Step 3: Fix the Font Loading
The @import inside CSS blocks rendering until the stylesheet is fully parsed. We replaced it with next/font which self-hosts fonts, eliminates the Google Fonts network request entirely, and inlines the font-face declarations.
Result: ~300ms saved on first paint.
Step 4: Defer Non-Critical Scripts
The analytics script, chat widget, and A/B testing tool were all loading synchronously. We moved them to load after the page was interactive using strategy="lazyOnload" in Next.js.
Result: TBT (Total Blocking Time) dropped from 890ms to 120ms.
Step 5: Code Splitting
The GSAP library was imported globally but only used on one page. We moved it to a dynamic import so it only loads when needed.
The Final Numbers
| Metric | Before | After | |--------|--------|-------| | Page Weight | 4.1MB | 890KB | | Load Time (mobile) | 6.2s | 2.4s | | LCP | 5.8s | 1.9s | | TBT | 890ms | 120ms | | Bounce Rate | 71% | 43% |
A 60% improvement in load time.

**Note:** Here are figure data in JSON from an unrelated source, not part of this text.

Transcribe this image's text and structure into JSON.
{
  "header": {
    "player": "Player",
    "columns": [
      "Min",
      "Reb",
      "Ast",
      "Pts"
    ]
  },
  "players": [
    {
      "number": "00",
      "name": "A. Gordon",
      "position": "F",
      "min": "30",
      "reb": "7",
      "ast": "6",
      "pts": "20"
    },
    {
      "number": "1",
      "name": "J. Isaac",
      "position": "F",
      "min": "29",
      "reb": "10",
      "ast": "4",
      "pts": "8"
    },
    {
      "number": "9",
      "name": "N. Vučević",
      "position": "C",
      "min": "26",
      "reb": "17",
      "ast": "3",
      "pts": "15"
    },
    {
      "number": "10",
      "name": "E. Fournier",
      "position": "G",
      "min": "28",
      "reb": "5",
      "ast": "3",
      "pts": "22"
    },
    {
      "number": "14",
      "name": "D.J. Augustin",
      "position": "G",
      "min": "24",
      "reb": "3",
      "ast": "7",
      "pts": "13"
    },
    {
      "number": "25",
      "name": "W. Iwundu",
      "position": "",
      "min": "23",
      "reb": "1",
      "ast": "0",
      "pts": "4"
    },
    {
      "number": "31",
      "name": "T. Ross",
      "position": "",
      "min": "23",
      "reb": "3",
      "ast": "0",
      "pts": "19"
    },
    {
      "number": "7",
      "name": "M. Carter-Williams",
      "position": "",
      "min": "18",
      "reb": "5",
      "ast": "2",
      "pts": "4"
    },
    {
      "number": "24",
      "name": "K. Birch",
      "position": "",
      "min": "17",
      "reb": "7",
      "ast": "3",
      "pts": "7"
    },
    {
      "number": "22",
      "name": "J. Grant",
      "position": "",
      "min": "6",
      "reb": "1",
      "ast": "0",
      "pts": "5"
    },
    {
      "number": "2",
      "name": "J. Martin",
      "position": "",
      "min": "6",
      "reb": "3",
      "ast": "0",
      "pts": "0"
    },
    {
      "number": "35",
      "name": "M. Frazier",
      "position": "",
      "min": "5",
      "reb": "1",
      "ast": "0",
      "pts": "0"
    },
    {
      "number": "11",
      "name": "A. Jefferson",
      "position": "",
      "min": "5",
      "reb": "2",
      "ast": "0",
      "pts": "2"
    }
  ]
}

The client saw a measurable drop in bounce rate within the first week after deployment.
The Lesson
Performance problems are almost always diagnosable with the right tools. Before rebuilding anything, run a Lighthouse audit and read the waterfall. The biggest wins are usually images, fonts, and third-party scripts — not the framework or the code architecture.